Stacy Keach (with a noticeable lip scar that may explain why he spent most of his career with a mustache) is Jacob Horner, a troubled introvert who graduates from college as the story opens. His first move is to walk straight to the train station and motionlessly stand by the tracks for what seems like days. Symbolic of his lack of direction, presumably. Finally, he is approached by "Dr. D" (Jones), a quack psychologist who runs an asylum nicknamed "The Farm." Dr. D rouses Horner out of his catatonia and takes him back to his institute. Once there, he whisks Horner to an intense therapy room (oddball slides and films projected all over the walls) and "treats" him with intentional, baiting antagonism. Jones' mugging in these encounter scenes is so ridiculously over the top that he's hard to watch. Not one of the actor's proudest moments. The doctor eventually sets up Horner as an English professor at a small, woodsy college. Here, the plot takes an odd turn and becomes unsatisfying.
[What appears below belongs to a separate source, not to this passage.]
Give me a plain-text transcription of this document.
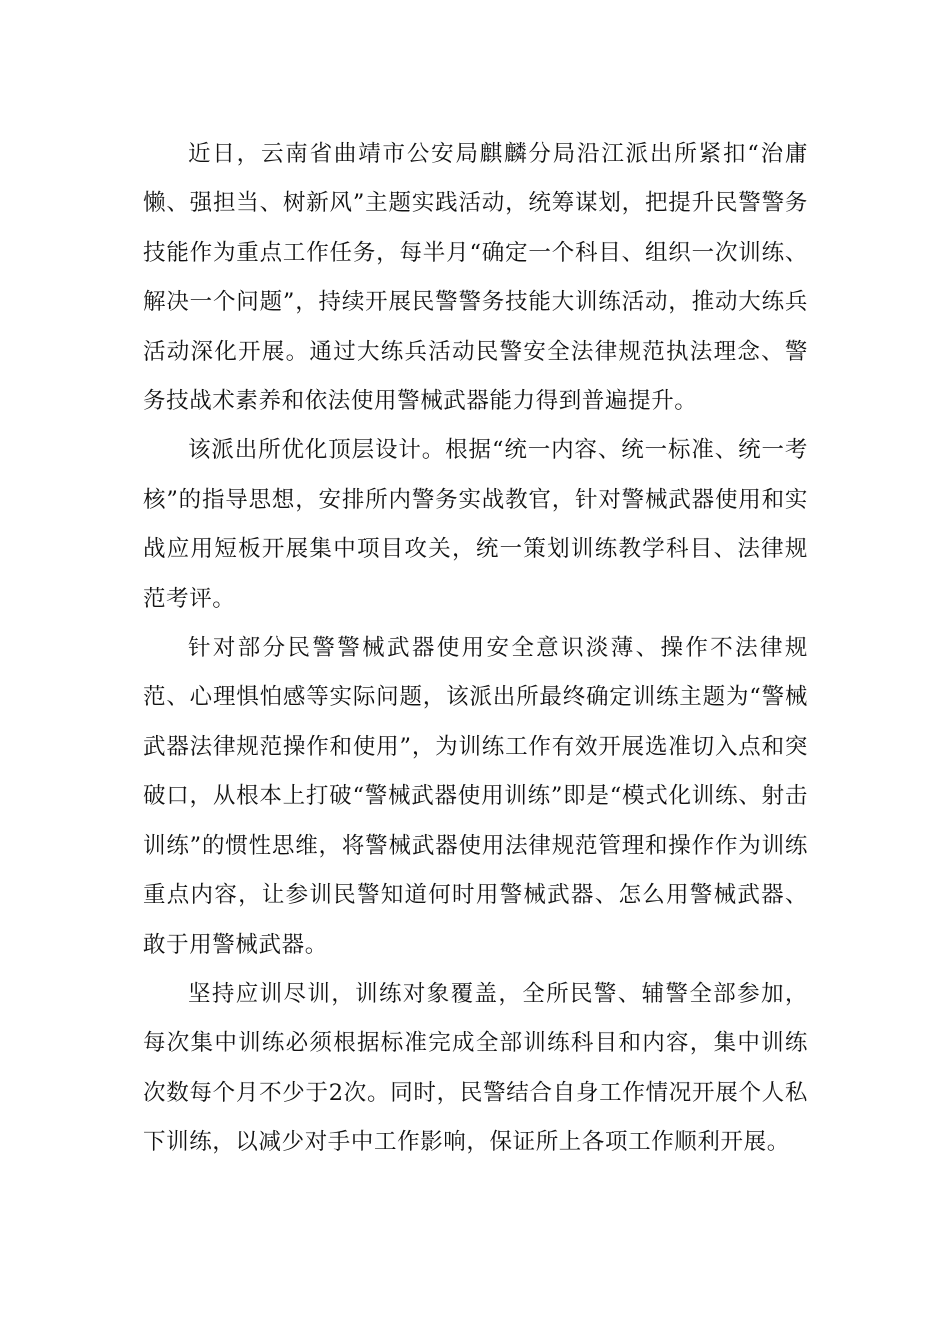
近日，云南省曲靖市公安局麒麟分局沿江派出所紧扣“治庸懒、强担当、树新风”主题实践活动，统筹谋划，把提升民警警务技能作为重点工作任务，每半月“确定一个科目、组织一次训练、解决一个问题”，持续开展民警警务技能大训练活动，推动大练兵活动深化开展。通过大练兵活动民警安全法律规范执法理念、警务技战术素养和依法使用警械武器能力得到普遍提升。

该派出所优化顶层设计。根据“统一内容、统一标准、统一考核”的指导思想，安排所内警务实战教官，针对警械武器使用和实战应用短板开展集中项目攻关，统一策划训练教学科目、法律规范考评。

针对部分民警警械武器使用安全意识淡薄、操作不法律规范、心理惧怕感等实际问题，该派出所最终确定训练主题为“警械武器法律规范操作和使用”，为训练工作有效开展选准切入点和突破口，从根本上打破“警械武器使用训练”即是“模式化训练、射击训练”的惯性思维，将警械武器使用法律规范管理和操作作为训练重点内容，让参训民警知道何时用警械武器、怎么用警械武器、敢于用警械武器。

坚持应训尽训，训练对象覆盖，全所民警、辅警全部参加，每次集中训练必须根据标准完成全部训练科目和内容，集中训练次数每个月不少于2次。同时，民警结合自身工作情况开展个人私下训练，以减少对手中工作影响，保证所上各项工作顺利开展。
Academia is ripe for satire, but the trials of Horner's position are barely explored at all (perhaps the book details this better). Instead, the pivotal event is that Horner enters an affair with the wife of another professor (Yulin, also overacting for effect), a secret kook who indulges bizarre fantasies of being a fascist soldier. This dull love triangle essentially eats up all potential for further commentary on psychotherapy or college life, and seems to serve no purpose beyond leading to a mercilessly brutal depiction of a medical procedure. This was presumably controversial in its day and killed the film's chance for commercial success.

Director Aram Avakian (who only directed four other films) indulges in plenty of dated New Wave-influenced montages, incorporating topical news footage and perversely colored renderings of the American flag. A jazzed-up Bach score is quite effective, though.